ESPE Abstracts (2019) 92 FC9.2

Heterozygous Insulin Receptor (INSR) Mutation associated with Neonatal Hyperinsulinaemic Hypoglycaemia and Familial Diabetes Mellitus

Aashish Sethi1, Syed Haris Ahmed2, Kevin Colclough3, Mohammed Didi1, Sarah Flanagan3, Senthil Senniappan1


1Alder Hey Children Hospital, Liverpool, United Kingdom. 2Countess of Chester Hospital, Chester, United Kingdom. 3University of Exeter Medical School, Exeter, United Kingdom


Introduction: Mutations in Insulin Receptor (INSR) is usually associated with insulin resistance and hyperglycemia. Homozygous or compound heterozygous mutations in INSR are usually linked with Rabson-Mendenhall or Donohue syndromes whilst heterozygous INSR mutations are associated with type A insulin resistance. Various autosomal dominant heterozygous INSR mutations leading to hyperinsulinemic hypoglycemia (HH) have been described in adults and children but not in the neonatal period. The youngest age reported with HH and heterozygous INSR mutation is 3 years.

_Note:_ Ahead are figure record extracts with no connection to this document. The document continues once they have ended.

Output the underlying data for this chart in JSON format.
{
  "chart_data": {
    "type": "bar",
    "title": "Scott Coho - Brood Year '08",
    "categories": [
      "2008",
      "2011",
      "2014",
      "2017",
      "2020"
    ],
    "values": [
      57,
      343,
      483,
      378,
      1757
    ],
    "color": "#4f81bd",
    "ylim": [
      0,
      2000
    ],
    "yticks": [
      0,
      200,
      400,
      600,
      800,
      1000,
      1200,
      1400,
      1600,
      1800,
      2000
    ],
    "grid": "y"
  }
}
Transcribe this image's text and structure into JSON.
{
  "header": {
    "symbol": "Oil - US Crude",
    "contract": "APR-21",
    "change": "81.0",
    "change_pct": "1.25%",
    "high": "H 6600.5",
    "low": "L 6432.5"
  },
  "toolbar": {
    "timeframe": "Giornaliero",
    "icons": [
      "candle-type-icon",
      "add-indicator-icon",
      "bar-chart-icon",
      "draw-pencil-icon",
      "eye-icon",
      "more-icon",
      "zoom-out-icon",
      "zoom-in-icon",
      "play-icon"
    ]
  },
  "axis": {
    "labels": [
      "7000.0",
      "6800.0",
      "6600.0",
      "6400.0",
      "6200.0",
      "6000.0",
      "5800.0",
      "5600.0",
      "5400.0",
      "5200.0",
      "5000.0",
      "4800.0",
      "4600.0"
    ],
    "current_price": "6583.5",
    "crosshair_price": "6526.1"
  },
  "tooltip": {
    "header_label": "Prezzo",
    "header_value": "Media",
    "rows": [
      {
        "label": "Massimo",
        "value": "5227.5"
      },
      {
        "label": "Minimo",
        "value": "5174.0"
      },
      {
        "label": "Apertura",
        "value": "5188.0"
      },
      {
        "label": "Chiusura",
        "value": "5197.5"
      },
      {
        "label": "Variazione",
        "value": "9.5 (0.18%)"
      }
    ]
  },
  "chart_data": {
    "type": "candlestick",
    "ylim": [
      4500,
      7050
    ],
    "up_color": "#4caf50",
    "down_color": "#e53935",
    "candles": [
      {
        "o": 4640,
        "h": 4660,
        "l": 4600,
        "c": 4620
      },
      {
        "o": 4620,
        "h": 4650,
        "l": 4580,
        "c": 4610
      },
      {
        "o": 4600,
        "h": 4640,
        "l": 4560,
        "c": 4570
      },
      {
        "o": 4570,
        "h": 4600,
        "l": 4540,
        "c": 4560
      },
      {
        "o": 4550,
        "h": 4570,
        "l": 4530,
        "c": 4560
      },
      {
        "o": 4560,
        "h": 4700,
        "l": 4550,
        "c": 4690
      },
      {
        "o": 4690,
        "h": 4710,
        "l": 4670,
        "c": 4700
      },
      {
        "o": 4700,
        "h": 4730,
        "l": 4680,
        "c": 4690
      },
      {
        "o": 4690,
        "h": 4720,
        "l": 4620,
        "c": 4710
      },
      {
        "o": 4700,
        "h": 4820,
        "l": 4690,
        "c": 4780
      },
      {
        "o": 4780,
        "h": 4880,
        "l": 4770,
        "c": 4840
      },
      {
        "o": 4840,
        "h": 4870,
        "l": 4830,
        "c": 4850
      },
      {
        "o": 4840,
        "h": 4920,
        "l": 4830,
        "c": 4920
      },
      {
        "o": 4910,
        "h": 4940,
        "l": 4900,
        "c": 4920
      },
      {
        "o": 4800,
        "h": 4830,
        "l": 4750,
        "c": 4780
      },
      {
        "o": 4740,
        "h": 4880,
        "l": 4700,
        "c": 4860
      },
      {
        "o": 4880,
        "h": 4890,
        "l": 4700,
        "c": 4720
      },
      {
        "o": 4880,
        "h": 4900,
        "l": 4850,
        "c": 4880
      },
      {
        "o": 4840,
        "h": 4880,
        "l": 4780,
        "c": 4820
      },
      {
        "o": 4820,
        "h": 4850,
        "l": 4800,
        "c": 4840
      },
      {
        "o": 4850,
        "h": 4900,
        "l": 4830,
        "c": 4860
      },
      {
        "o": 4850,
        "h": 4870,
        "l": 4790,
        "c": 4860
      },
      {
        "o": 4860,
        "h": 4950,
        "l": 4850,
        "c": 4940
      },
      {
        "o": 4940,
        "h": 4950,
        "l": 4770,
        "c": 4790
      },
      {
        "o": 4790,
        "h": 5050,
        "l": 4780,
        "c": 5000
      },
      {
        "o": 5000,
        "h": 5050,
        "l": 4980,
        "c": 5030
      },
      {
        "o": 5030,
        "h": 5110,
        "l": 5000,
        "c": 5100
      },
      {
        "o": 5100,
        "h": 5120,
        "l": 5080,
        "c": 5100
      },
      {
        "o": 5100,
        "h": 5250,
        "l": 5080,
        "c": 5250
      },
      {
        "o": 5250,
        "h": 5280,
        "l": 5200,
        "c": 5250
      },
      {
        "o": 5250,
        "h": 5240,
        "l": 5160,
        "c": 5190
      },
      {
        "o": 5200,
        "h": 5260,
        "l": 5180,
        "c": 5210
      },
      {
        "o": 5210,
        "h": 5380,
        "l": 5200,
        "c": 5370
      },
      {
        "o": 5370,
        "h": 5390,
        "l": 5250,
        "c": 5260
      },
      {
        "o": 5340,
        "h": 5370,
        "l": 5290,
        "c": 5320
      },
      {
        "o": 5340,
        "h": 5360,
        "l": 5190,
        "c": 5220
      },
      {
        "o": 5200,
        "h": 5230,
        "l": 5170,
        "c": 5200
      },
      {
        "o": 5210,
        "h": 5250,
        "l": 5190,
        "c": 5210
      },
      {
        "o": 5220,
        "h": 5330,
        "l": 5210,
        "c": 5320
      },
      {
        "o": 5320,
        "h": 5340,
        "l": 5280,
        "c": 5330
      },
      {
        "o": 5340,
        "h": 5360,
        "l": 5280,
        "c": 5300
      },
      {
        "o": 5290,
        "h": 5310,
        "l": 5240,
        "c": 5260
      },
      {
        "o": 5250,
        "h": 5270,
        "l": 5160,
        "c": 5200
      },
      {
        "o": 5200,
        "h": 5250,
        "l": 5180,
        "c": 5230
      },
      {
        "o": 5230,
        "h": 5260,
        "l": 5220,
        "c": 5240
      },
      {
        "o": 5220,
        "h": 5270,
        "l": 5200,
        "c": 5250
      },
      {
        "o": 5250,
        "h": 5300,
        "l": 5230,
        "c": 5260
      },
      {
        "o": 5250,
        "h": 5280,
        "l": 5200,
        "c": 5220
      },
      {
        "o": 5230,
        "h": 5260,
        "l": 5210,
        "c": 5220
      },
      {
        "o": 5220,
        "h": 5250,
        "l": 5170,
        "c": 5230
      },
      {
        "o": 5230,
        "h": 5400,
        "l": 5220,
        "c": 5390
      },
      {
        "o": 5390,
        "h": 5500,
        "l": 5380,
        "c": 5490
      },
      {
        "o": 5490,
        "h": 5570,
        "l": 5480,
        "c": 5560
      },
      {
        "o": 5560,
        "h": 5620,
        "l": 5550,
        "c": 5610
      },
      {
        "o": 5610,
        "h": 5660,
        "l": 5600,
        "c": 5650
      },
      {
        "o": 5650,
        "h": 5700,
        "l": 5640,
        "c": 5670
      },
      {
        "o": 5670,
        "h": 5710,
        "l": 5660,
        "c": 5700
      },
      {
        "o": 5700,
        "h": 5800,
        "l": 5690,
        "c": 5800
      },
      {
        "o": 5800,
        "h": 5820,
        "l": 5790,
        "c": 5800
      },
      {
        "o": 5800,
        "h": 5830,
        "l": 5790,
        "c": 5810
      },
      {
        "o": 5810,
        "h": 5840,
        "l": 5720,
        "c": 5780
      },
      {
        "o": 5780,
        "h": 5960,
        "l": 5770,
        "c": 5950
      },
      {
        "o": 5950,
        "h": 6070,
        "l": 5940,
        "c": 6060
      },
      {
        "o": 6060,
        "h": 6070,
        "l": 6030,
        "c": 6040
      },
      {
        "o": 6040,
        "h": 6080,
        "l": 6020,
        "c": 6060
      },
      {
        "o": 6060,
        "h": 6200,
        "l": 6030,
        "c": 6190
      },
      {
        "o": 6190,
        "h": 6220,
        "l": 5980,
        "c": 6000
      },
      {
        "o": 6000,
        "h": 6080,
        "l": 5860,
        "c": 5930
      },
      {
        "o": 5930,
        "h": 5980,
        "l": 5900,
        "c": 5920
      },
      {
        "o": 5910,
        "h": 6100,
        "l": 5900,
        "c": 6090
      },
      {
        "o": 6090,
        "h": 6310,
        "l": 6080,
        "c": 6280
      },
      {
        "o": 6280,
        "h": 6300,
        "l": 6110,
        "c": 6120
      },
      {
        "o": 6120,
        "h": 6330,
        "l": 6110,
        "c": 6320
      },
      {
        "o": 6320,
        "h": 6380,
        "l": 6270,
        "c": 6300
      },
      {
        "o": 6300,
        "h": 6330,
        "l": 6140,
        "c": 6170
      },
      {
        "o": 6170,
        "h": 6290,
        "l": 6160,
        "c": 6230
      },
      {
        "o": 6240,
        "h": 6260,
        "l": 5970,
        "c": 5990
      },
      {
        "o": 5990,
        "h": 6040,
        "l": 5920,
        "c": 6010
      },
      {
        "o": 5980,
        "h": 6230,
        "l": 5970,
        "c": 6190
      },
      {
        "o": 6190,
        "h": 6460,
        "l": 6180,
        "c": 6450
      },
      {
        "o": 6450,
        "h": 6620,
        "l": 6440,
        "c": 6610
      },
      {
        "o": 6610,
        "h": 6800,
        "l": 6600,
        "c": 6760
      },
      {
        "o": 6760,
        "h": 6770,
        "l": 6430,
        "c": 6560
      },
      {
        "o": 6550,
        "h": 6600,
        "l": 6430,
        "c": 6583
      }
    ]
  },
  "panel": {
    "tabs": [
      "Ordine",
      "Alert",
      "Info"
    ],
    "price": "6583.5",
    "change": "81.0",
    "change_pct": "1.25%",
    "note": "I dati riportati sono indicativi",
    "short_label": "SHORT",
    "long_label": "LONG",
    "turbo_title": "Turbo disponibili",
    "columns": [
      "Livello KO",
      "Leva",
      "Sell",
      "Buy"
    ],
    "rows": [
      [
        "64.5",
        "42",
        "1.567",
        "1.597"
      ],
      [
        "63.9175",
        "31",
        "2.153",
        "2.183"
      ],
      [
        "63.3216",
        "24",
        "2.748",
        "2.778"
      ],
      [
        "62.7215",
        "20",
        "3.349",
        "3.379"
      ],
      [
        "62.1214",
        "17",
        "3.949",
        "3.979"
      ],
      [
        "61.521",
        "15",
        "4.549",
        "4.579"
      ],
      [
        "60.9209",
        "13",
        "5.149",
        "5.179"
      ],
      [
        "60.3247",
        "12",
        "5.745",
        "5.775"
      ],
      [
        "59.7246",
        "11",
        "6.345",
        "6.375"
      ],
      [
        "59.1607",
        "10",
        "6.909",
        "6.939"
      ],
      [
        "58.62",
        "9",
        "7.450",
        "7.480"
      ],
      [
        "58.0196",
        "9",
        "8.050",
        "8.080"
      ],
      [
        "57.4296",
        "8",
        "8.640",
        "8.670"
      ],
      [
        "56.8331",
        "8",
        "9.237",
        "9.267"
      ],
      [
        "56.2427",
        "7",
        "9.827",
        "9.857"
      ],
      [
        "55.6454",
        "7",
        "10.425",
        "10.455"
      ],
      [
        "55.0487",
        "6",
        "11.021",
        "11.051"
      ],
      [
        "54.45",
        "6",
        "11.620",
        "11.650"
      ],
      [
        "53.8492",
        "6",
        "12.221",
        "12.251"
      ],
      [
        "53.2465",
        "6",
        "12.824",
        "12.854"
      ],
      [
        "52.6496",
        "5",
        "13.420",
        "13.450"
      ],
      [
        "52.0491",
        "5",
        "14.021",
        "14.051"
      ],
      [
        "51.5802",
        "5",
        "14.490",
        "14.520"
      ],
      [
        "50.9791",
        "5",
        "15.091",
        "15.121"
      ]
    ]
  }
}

Case Presentation: A small for gestational age (SGA) child born to a mother with gestational diabetes presented with persistent neonatal hypoglycemia and was diagnosed with HH. The child's maternal grandfather had been diagnosed with type 2 diabetes mellitus at the age of 45 years and was treated with metformin. A good response to diazoxide was noted in the infant and on subsequent follow up, diazoxide was gradually weaned and discontinued by 8 months of age. The couple's second child presented with SGA and HH at birth responsive to diazoxide which remitted at 10 months of age. Both infants tolerated a 16 hour fast without hypoglycemia and with normal concentrations of plasma insulin and demonstrated no clinical evidence of insulin resistance at 2 and 4 years of age. The mother had normal body mass index (BMI 24 kg/m2). Maternal grandfather of the infants had a BMI of 25 kg/m2. Neither adult showed clinical signs of insulin resistance. On genetic analysis, a heterozygous pathogenic INSR missense variant p.(Met1180Lys) was found in both infants, mother and grandfather, but not in the father.

Conclusion: We report, for the first time, an association between INSR mutation and transient neonatal HH. INSR mutations should be considered in patients with neonatal HH and a family history of diabetes mellitus. Follow up of these children is important to determine the natural history of progression and early diagnosis of diabetes or insulin resistance.